Under the state guidelines, exposure is defined as “close contact of 6 feet or less for 15 minutes or more,” in accordance with CDC guidelines.

To prevent the virus from spreading on campus, it is important to tell staff and parents that “adults are the biggest threat to the health of our school community,” education officials wrote in Tuesday’s report.

“Everyone should ask themselves — ‘What are my habits outside of work and what am I bringing to work or school every day?’ ” the report says.

7 Responses to "Education Officials Offer Guidance in Handling Virus"

  1. Also note the dismissal of the ace2 receptor development hypothesis in favor of the “non-symptomatic so not tested” hypothesis for children making up 2-5% of cases when both are clearly true and both merit high quality study to nail down mathematically.

  2. “Be Careful”, since you are “up to date” I’m sure you’ve read the actual study with a critical eye and aren’t cherry picking suspect science to back your biases? I’ve read the study and can point out instantly why the headline is misleading bunk, can you? Here’s a hint: what days are severely ill adults most contagious, how many days on average before they see an ICU? How are the tests performed differently in those two groups? Did the author’s study test the adults or only the children? Is the rate of MISC in their children normal? Is their cross section of children then representative of general society or is there some special circumstance building their data cohorts that their statistical fixes do not account for? Science is not a gang sign or blind faith headline religion it is an intellectual process.

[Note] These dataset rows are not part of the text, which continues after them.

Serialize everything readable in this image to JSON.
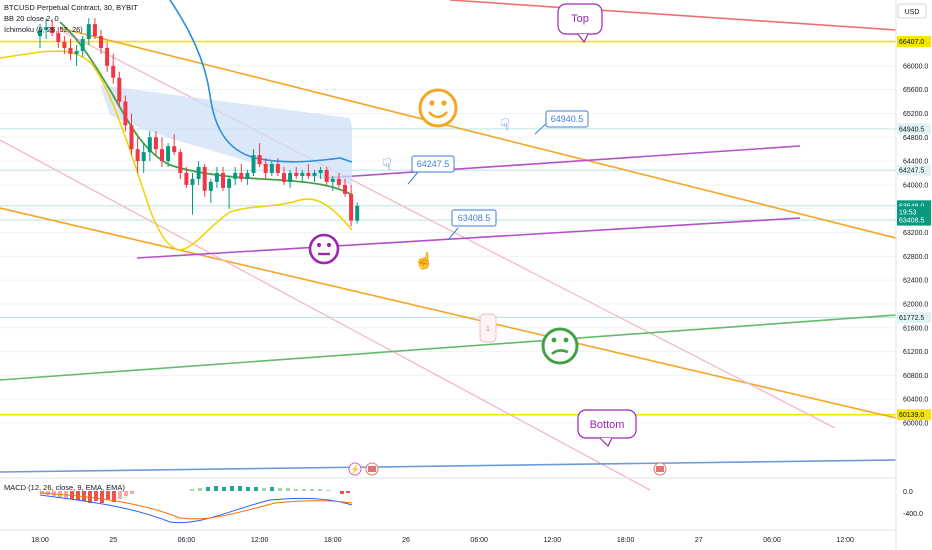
{
  "header": {
    "symbol": "BTCUSD Perpetual Contract, 30, BYBIT",
    "ind1": "BB 20 close 2, 0",
    "ind2": "Ichimoku (9, 26, 52, 26)",
    "currency": "USD"
  },
  "macd_label": "MACD (12, 26, close, 9, EMA, EMA)",
  "chart_data": {
    "type": "candlestick",
    "price_axis": {
      "min": 59800,
      "max": 66800,
      "ticks": [
        66000.0,
        65600.0,
        65200.0,
        64800.0,
        64400.0,
        64000.0,
        63600.0,
        63200.0,
        62800.0,
        62400.0,
        62000.0,
        61600.0,
        61200.0,
        60800.0,
        60400.0,
        60000.0
      ],
      "tick_labels": [
        "66000.0",
        "65600.0",
        "65200.0",
        "64800.0",
        "64400.0",
        "64000.0",
        "63600.0",
        "63200.0",
        "62800.0",
        "62400.0",
        "62000.0",
        "61600.0",
        "61200.0",
        "60800.0",
        "60400.0",
        "60000.0"
      ]
    },
    "time_axis": {
      "labels": [
        "18:00",
        "25",
        "06:00",
        "12:00",
        "18:00",
        "26",
        "06:00",
        "12:00",
        "18:00",
        "27",
        "06:00",
        "12:00"
      ],
      "bars": [
        0,
        12,
        24,
        36,
        48,
        60,
        72,
        84,
        96,
        108,
        120,
        132
      ]
    },
    "price_tags": [
      {
        "label": "66407.0",
        "price": 66407,
        "color": "#f5e400",
        "text": "#131722"
      },
      {
        "label": "64940.5",
        "price": 64940.5,
        "color": "#e1f4f4",
        "text": "#131722"
      },
      {
        "label": "64247.5",
        "price": 64247.5,
        "color": "#e1f4f4",
        "text": "#131722"
      },
      {
        "label": "63648.0",
        "price": 63648,
        "color": "#089981",
        "text": "#ffffff"
      },
      {
        "label": "19:53",
        "price": 63548,
        "color": "#089981",
        "text": "#ffffff"
      },
      {
        "label": "63408.5",
        "price": 63408.5,
        "color": "#089981",
        "text": "#ffffff"
      },
      {
        "label": "61772.5",
        "price": 61772.5,
        "color": "#e1f4f4",
        "text": "#131722"
      },
      {
        "label": "60139.0",
        "price": 60139,
        "color": "#f5e400",
        "text": "#131722"
      }
    ],
    "horizontal_levels": [
      {
        "price": 66407.0,
        "color": "#f5e400"
      },
      {
        "price": 64940.5,
        "color": "#bfe6e6"
      },
      {
        "price": 64247.5,
        "color": "#bfe6e6"
      },
      {
        "price": 63648.0,
        "color": "#bfe6e6"
      },
      {
        "price": 63408.5,
        "color": "#bfe6e6"
      },
      {
        "price": 61772.5,
        "color": "#bfe6e6"
      },
      {
        "price": 60139.0,
        "color": "#f5e400"
      }
    ],
    "callouts": [
      {
        "label": "64940.5",
        "bar": 78,
        "price": 65000
      },
      {
        "label": "64247.5",
        "bar": 63,
        "price": 64300
      },
      {
        "label": "63408.5",
        "bar": 70,
        "price": 63550
      }
    ],
    "bubbles": [
      {
        "label": "Top",
        "bar": 87,
        "price": 66650
      },
      {
        "label": "Bottom",
        "bar": 90,
        "price": 60270
      }
    ],
    "number_tag": "1",
    "candles": [
      [
        66500,
        66700,
        66300,
        66600
      ],
      [
        66600,
        66800,
        66450,
        66650
      ],
      [
        66650,
        66780,
        66500,
        66550
      ],
      [
        66550,
        66650,
        66300,
        66400
      ],
      [
        66400,
        66500,
        66200,
        66300
      ],
      [
        66300,
        66450,
        66100,
        66200
      ],
      [
        66200,
        66350,
        66000,
        66250
      ],
      [
        66250,
        66500,
        66150,
        66450
      ],
      [
        66450,
        66800,
        66350,
        66700
      ],
      [
        66700,
        66800,
        66450,
        66500
      ],
      [
        66500,
        66600,
        66200,
        66300
      ],
      [
        66300,
        66400,
        65900,
        66000
      ],
      [
        66000,
        66200,
        65700,
        65800
      ],
      [
        65800,
        65900,
        65300,
        65400
      ],
      [
        65400,
        65500,
        64900,
        65000
      ],
      [
        65000,
        65200,
        64500,
        64600
      ],
      [
        64600,
        64800,
        64200,
        64400
      ],
      [
        64400,
        64700,
        64200,
        64550
      ],
      [
        64550,
        64900,
        64400,
        64800
      ],
      [
        64800,
        64900,
        64500,
        64600
      ],
      [
        64600,
        64800,
        64300,
        64400
      ],
      [
        64400,
        64700,
        64300,
        64650
      ],
      [
        64650,
        64850,
        64500,
        64550
      ],
      [
        64550,
        64600,
        64100,
        64200
      ],
      [
        64200,
        64300,
        63950,
        64000
      ],
      [
        64000,
        64200,
        63500,
        64100
      ],
      [
        64100,
        64400,
        64000,
        64300
      ],
      [
        64300,
        64350,
        63800,
        63900
      ],
      [
        63900,
        64100,
        63700,
        64050
      ],
      [
        64050,
        64300,
        63950,
        64200
      ],
      [
        64200,
        64300,
        63900,
        63950
      ],
      [
        63950,
        64150,
        63600,
        64100
      ],
      [
        64100,
        64300,
        64000,
        64200
      ],
      [
        64200,
        64350,
        64050,
        64100
      ],
      [
        64100,
        64250,
        64000,
        64200
      ],
      [
        64200,
        64600,
        64150,
        64500
      ],
      [
        64500,
        64700,
        64300,
        64350
      ],
      [
        64350,
        64450,
        64100,
        64200
      ],
      [
        64200,
        64400,
        64150,
        64350
      ],
      [
        64350,
        64450,
        64150,
        64200
      ],
      [
        64200,
        64300,
        64000,
        64050
      ],
      [
        64050,
        64250,
        63950,
        64200
      ],
      [
        64200,
        64300,
        64100,
        64150
      ],
      [
        64150,
        64250,
        64050,
        64200
      ],
      [
        64200,
        64350,
        64100,
        64150
      ],
      [
        64150,
        64250,
        64050,
        64200
      ],
      [
        64200,
        64300,
        64100,
        64250
      ],
      [
        64250,
        64300,
        64000,
        64050
      ],
      [
        64050,
        64150,
        63900,
        64100
      ],
      [
        64100,
        64200,
        63950,
        64000
      ],
      [
        64000,
        64100,
        63800,
        63850
      ],
      [
        63850,
        64000,
        63300,
        63400
      ],
      [
        63400,
        63700,
        63350,
        63648
      ]
    ]
  }
}
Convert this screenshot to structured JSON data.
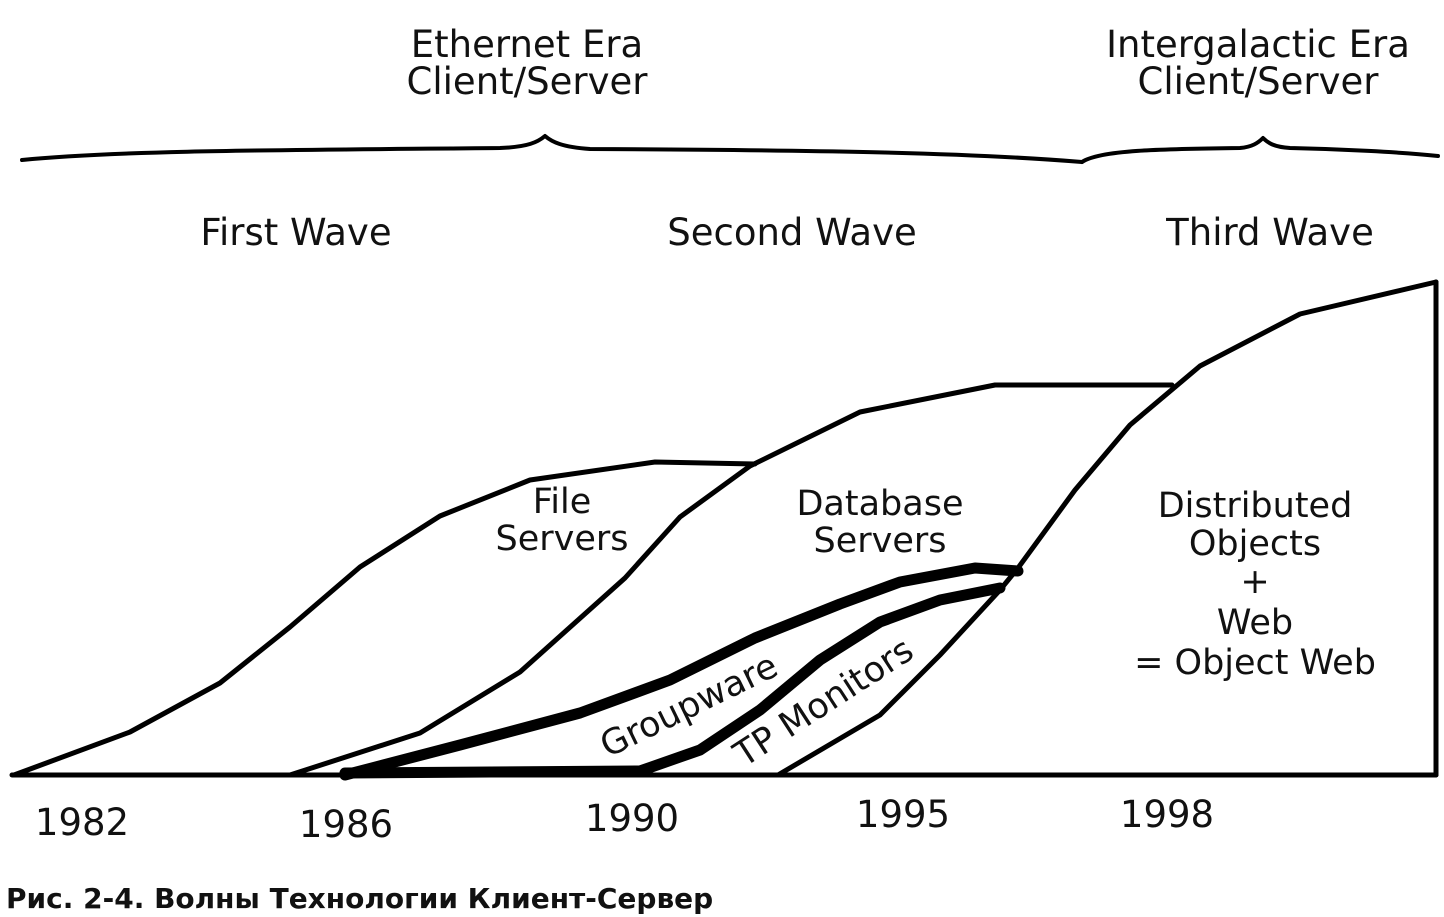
{
  "eras": [
    {
      "line1": "Ethernet Era",
      "line2": "Client/Server"
    },
    {
      "line1": "Intergalactic Era",
      "line2": "Client/Server"
    }
  ],
  "waves": [
    "First Wave",
    "Second Wave",
    "Third Wave"
  ],
  "regions": {
    "file_servers": {
      "line1": "File",
      "line2": "Servers"
    },
    "database_servers": {
      "line1": "Database",
      "line2": "Servers"
    },
    "groupware": "Groupware",
    "tp_monitors": "TP Monitors",
    "distributed": {
      "line1": "Distributed",
      "line2": "Objects",
      "line3": "+",
      "line4": "Web",
      "line5": "= Object Web"
    }
  },
  "years": [
    "1982",
    "1986",
    "1990",
    "1995",
    "1998"
  ],
  "caption": "Рис. 2-4. Волны Технологии Клиент-Сервер"
}
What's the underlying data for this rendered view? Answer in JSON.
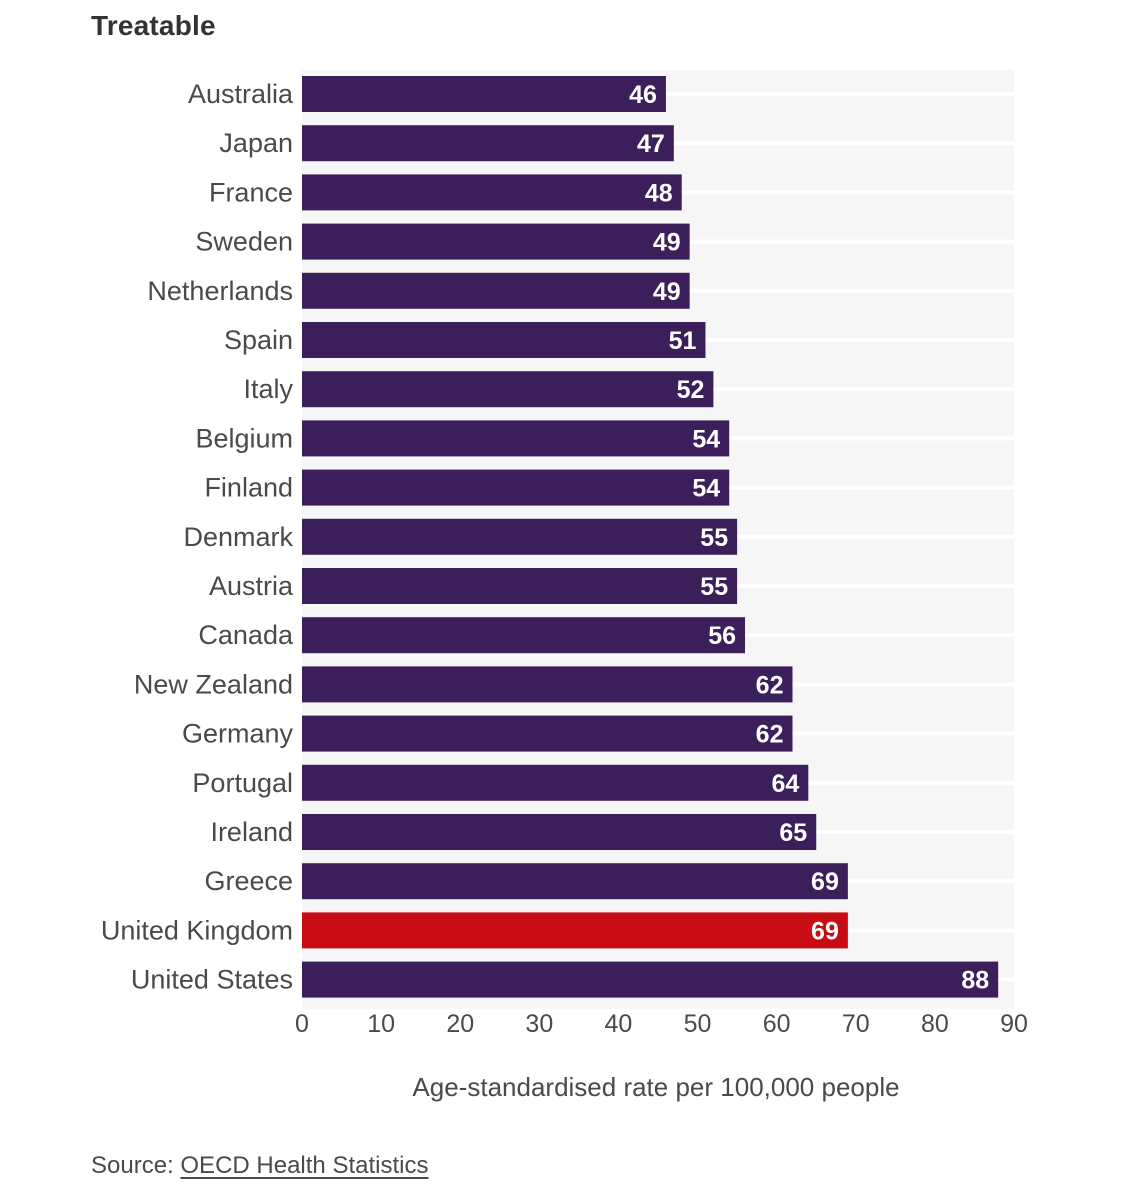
{
  "chart_data": {
    "type": "bar",
    "orientation": "horizontal",
    "title": "Treatable",
    "xlabel": "Age-standardised rate per 100,000 people",
    "ylabel": "",
    "xlim": [
      0,
      90
    ],
    "xticks": [
      0,
      10,
      20,
      30,
      40,
      50,
      60,
      70,
      80,
      90
    ],
    "grid": true,
    "categories": [
      "Australia",
      "Japan",
      "France",
      "Sweden",
      "Netherlands",
      "Spain",
      "Italy",
      "Belgium",
      "Finland",
      "Denmark",
      "Austria",
      "Canada",
      "New Zealand",
      "Germany",
      "Portugal",
      "Ireland",
      "Greece",
      "United Kingdom",
      "United States"
    ],
    "values": [
      46,
      47,
      48,
      49,
      49,
      51,
      52,
      54,
      54,
      55,
      55,
      56,
      62,
      62,
      64,
      65,
      69,
      69,
      88
    ],
    "highlight": "United Kingdom",
    "colors": {
      "default": "#3b1f5a",
      "highlight": "#c70c14",
      "band": "#f6f6f6",
      "value_text": "#ffffff"
    }
  },
  "source": {
    "prefix": "Source: ",
    "link_text": "OECD Health Statistics"
  }
}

  3. When somebody holds Rocky Hanna accountable for dating teachers on his campus as a high school principal then paying them off with taxpayer dollars to transfer after he bullied them and admitting he lied to the FBI and the school board attorney costs taxpayers $600,000 let me know.

  4. We’re all going to die!… run, hide, quit work, skip school, loot, burn, pillage… and remember; it’s all President Trump’s fault.

    … well… at least until the election is over anyway

  5. Asymptomatic kids may be more contagious than severely ill adults, new study finds

    Keep up to date. We are learning new things about this virus.

  6. And this is the reason my daughter has already started Florida Virtual School. Not because of the stupid virus, but because of the stupid adults who lack any common sense, muzzle up the kids unnecessarily and focus on the panic and hysteria to the complete distraction of any real in-classroom teaching.

    They will shut down any school with anyone having the sniffles. The CDC has already acknowledged that a positive test may not be Covid19 specifically, it can be positive for any of the viruses in the Corona-virus family, including the Common Cold and Flu. Kids do not transmit the virus to adults, it’s the other way around. And, by the way, there have been zero deaths of children in Florida specifically due to Covid19. Again, according to the CDC, the median age of Covid deaths is 78 and the average life expectancy of Americans is 78. Stop the hysteria and panic.

  7. Please stop publishing stories from The News Service of Florida.

    If you continue to insist, please file them as opinion pieces. These pieces are not ethically written or investigated.